Letter from the President

It’s 2022, or if you prefer, 2020 version 2. The Omicron variant of the COVID-19 virus has made its way through cities and towns across our country which prompted elected officials and business owners to maintain or re-institute various restrictions. Staff shortages abound. Burnout is on the rise. People are anxious for this to be over. Our patients want to be seen in-person by their doctor. With that bit of depressing news, comes some good news. The surge is on the decrease and officials can mull over the decision to lift restrictions and prepare to declare the pandemic finished. We can only hope!

As I begin my term as president, I want to thank Traci Evans, FACMPE who served the association for many years, including the last two years as president. Her dedication, leadership, and friendship provided a tough act to follow.
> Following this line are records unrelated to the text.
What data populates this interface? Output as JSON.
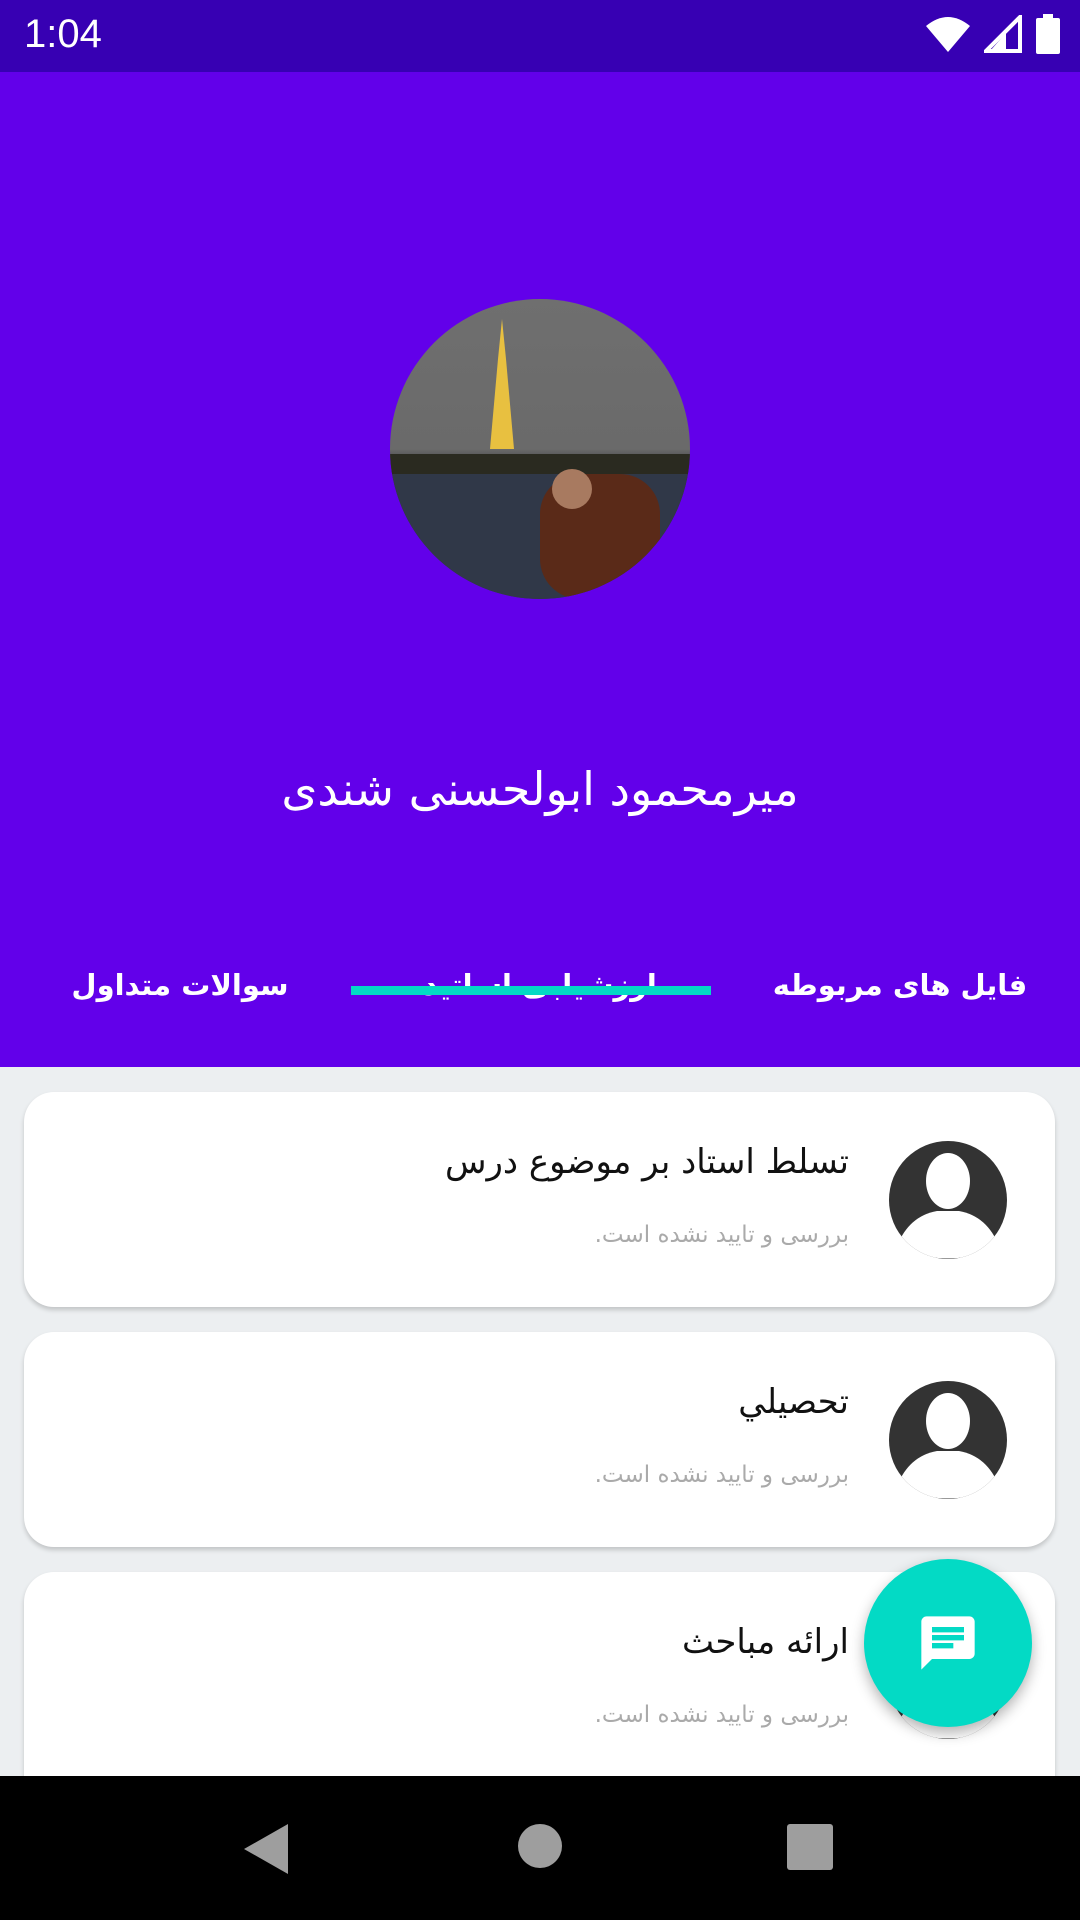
{
  "status_bar": {
    "time": "1:04"
  },
  "profile": {
    "name": "میرمحمود ابولحسنی شندی"
  },
  "tabs": [
    {
      "label": "فایل های مربوطه",
      "selected": false
    },
    {
      "label": "ارزشیابی اساتید",
      "selected": true
    },
    {
      "label": "سوالات متداول",
      "selected": false
    }
  ],
  "cards": [
    {
      "title": "تسلط استاد بر موضوع درس",
      "status": "بررسی و تایید نشده است."
    },
    {
      "title": "تحصيلي",
      "status": "بررسی و تایید نشده است."
    },
    {
      "title": "ارائه مباحث",
      "status": "بررسی و تایید نشده است."
    }
  ],
  "colors": {
    "status_bar": "#3700b3",
    "primary": "#6200ea",
    "accent": "#03dac5"
  }
}
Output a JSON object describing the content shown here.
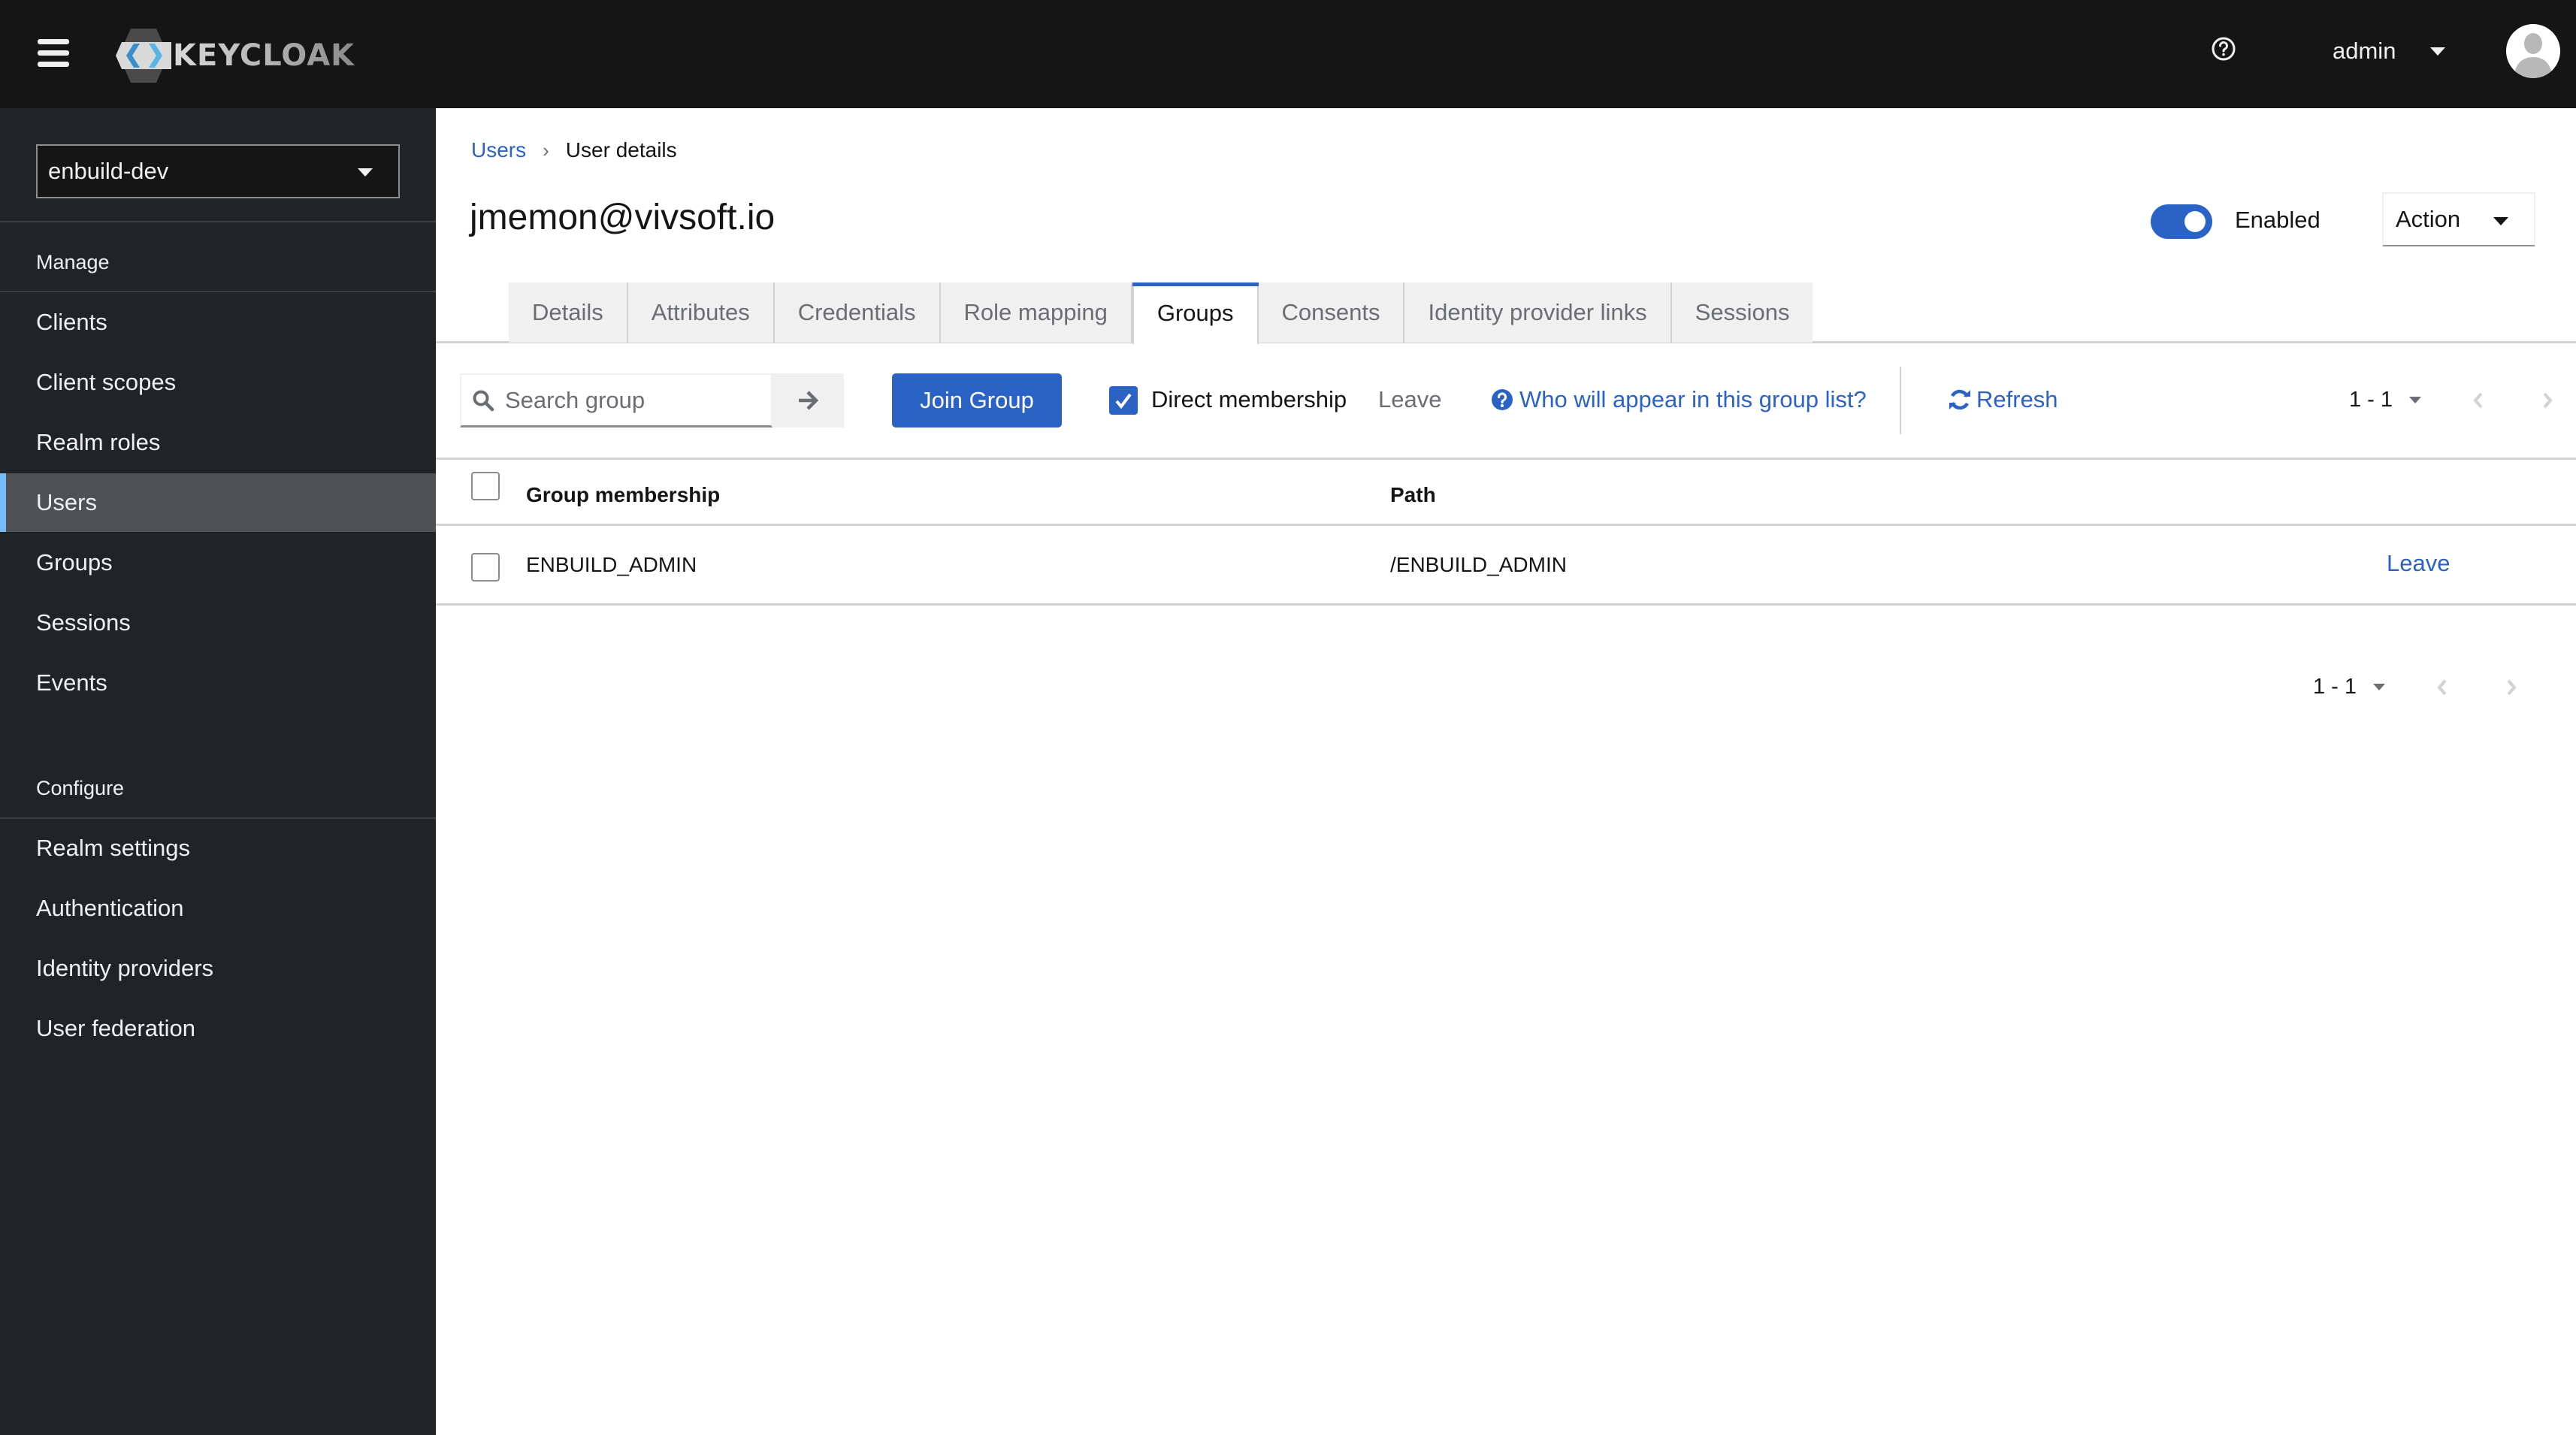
{
  "header": {
    "brand": "KEYCLOAK",
    "user_name": "admin",
    "icons": {
      "menu": "hamburger-icon",
      "help": "help-circle-icon",
      "avatar": "user-avatar-icon"
    }
  },
  "sidebar": {
    "realm": "enbuild-dev",
    "sections": [
      {
        "title": "Manage",
        "items": [
          {
            "label": "Clients",
            "active": false
          },
          {
            "label": "Client scopes",
            "active": false
          },
          {
            "label": "Realm roles",
            "active": false
          },
          {
            "label": "Users",
            "active": true
          },
          {
            "label": "Groups",
            "active": false
          },
          {
            "label": "Sessions",
            "active": false
          },
          {
            "label": "Events",
            "active": false
          }
        ]
      },
      {
        "title": "Configure",
        "items": [
          {
            "label": "Realm settings",
            "active": false
          },
          {
            "label": "Authentication",
            "active": false
          },
          {
            "label": "Identity providers",
            "active": false
          },
          {
            "label": "User federation",
            "active": false
          }
        ]
      }
    ]
  },
  "breadcrumb": [
    {
      "label": "Users",
      "link": true
    },
    {
      "label": "User details",
      "link": false
    }
  ],
  "page": {
    "title": "jmemon@vivsoft.io",
    "enabled_label": "Enabled",
    "enabled": true,
    "action_label": "Action"
  },
  "tabs": [
    {
      "label": "Details",
      "active": false
    },
    {
      "label": "Attributes",
      "active": false
    },
    {
      "label": "Credentials",
      "active": false
    },
    {
      "label": "Role mapping",
      "active": false
    },
    {
      "label": "Groups",
      "active": true
    },
    {
      "label": "Consents",
      "active": false
    },
    {
      "label": "Identity provider links",
      "active": false
    },
    {
      "label": "Sessions",
      "active": false
    }
  ],
  "toolbar": {
    "search_placeholder": "Search group",
    "search_value": "",
    "join_group_label": "Join Group",
    "direct_membership_label": "Direct membership",
    "direct_membership_checked": true,
    "leave_label": "Leave",
    "who_link_label": "Who will appear in this group list?",
    "refresh_label": "Refresh",
    "pagination": "1 - 1"
  },
  "table": {
    "columns": [
      "Group membership",
      "Path"
    ],
    "rows": [
      {
        "group": "ENBUILD_ADMIN",
        "path": "/ENBUILD_ADMIN",
        "action": "Leave"
      }
    ]
  },
  "bottom_pagination": "1 - 1",
  "colors": {
    "accent": "#2b62c6",
    "masthead": "#151515",
    "sidebar": "#212427",
    "sidebar_active": "#4f5255",
    "active_indicator": "#73bcf7"
  }
}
I also want to extend warm wishes to two former directors who will soon enjoy retirement after many years of services to the Pennsylvania healthcare community and Pennsylvania MGMA. Pennsylvania MGMA president and the Director of EMSO Operations at Evangelical Health System, Holly Deiter, FACMPE, and Pennsylvania MGMA Director and the Practice Manager for Partners in Family Care, Patty Kessler, CMPE. These two wonderful ladies volunteered their time on committees and the board for many years. We are grateful to them and their efforts on behalf of all Pennsylvania MGMA members.

Throughout my many years with the Pennsylvania MGMA, I came to rely on the support from family, friends, co-workers and my peers on the Pennsylvania MGMA Board of Directors. During the pandemic, we shared our respective experiences to realize that we are not in this along. These dedicated healthcare professionals take time out of their day to put the association first, share their knowledge, and work through any set of obstacles, including the pandemic. I am honored and thankful to work alongside these individuals as I begin my two-year term as president and look forward to the day when we can gather in-person and celebrate our accomplishments.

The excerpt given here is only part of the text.